|The SA Reserve Bank’s (SARB) Monetary Policy Committee (MPC) yesterday announced a hike of 50 basis points in the repo rate to a level of 7,5%. As a result, all the major commercial banks announced that their lending rates, i.e prime and mortgage rates, are to increase by the same margin. |
The main reasons put forward by the MPC for this rate increase, according to Absa in a June 9 media release, include various inflationary pressures, such as high oil prices, which led to an increase of R1,00/litre since December last year, increasing food prices and a weakening rand exchange rate.
The under-recovery on 95 octane unleaded petrol is currently around 40c/litre, which implies a further increase in petrol prices in July.
Other factors mentioned in the MPC statement were the increasing debt levels of households as a result of continued strong credit extension, as well as the huge deficit on the current account of the balance of payments.
The Reserve Bank now expects CPIX inflation to break through the upper target limit to reach a level of 6,2% in the first quarter of 2007. At the previous MPC meeting the expectation was still for CPIX to peak at just below 5% before moving to lower levels again.
Although Absa expected interest rates to remain unchanged until October this year, it did express the view of a risk that the MPC could lift rates at yesterday’s meeting, taking into account the abovementioned inflationary pressures and factors such as strong credit growth, high levels of debt and the current account deficit.
If the current inflationary pressures and other negative factors are to persist into the second half of the year, Absa now believes it is quite possible that interest rates may increase further before the end of the year.
In view of an expected increase in interest rates in October this year, instead of in the first quarter of 2007, Absa’s projection with regard to nominal growth in property prices was dropped from 12,1% earlier this year to 11,5% before the rate hike.
However, in view of the increase in rates now being brought forward to June this year, together with the possibility of a further increase in rates later this year, the property market is expected to slow down even further.
As a result, we expect nominal growth in house prices to come in at about 11% for the full year, taking into account that average house price growth of 13,8% was recorded in the first five months of the year. For growth in house prices to drop to a level of below 10% in 2006, prices must decline sharply over a wide front before the end of the year. This is not a scenario that we currently contemplate.
Mortgage advances growth, currently at 30,1% year-on-year, will most probably also slow down in the second half of the year from current levels, and growth of between 20% and 24% can be expected by year-end, depending on future interest rate movements, compared with the 27,6% recorded in 2005.
In view of the ratio of household debt to disposable income at relatively high levels (68% in the first quarter of 2006 compared with 65,6% in the fourth quarter of 2005), the higher interest rates imply that debt servicing costs will increase at a faster pace. Many consumers will now ask the question if it is time to fix the rate on their mortgage loans.

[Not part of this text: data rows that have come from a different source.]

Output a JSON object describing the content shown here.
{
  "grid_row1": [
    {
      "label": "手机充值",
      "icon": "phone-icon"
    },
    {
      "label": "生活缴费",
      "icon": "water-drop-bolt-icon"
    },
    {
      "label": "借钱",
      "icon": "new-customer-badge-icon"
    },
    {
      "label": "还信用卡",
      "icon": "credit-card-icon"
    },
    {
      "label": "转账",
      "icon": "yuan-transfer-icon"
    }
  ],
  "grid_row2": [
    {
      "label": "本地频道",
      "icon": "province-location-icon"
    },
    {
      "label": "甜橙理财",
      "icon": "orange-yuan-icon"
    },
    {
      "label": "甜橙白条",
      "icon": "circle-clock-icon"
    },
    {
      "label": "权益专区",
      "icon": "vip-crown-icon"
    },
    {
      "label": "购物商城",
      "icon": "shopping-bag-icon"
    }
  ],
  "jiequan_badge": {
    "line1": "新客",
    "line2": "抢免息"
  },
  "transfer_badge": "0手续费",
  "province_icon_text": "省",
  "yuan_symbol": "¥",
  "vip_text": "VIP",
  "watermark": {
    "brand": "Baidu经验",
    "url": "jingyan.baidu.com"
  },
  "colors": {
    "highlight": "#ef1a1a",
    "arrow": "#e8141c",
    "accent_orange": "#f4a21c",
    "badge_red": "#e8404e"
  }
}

This, however, says Absa, will depend on individual circumstances.
As already mentioned, there is the possibility that rates may increase further this year by,
say, another 50 basis points in either August or October, which will bring prime and variable mortgage rates to 11,5% before the end of the year.
Banks’ fixed mortgage rate offerings will most probably also adjusted upwards after yesterday’s rate increase. Factors such as the future prospects for interest rates, as well as the period of a fixed rate loan, the loan amount and the loan-to-value ratio, will determine the level of fixed rates and thus the consumer’s appetite for a fixed rate on his mortgage.
Consumers, property investors and speculators living on the edge may well decide to go for a fixed rate under the current circumstances, which will limit the negative impact of further interest rates increases, if and when they occur.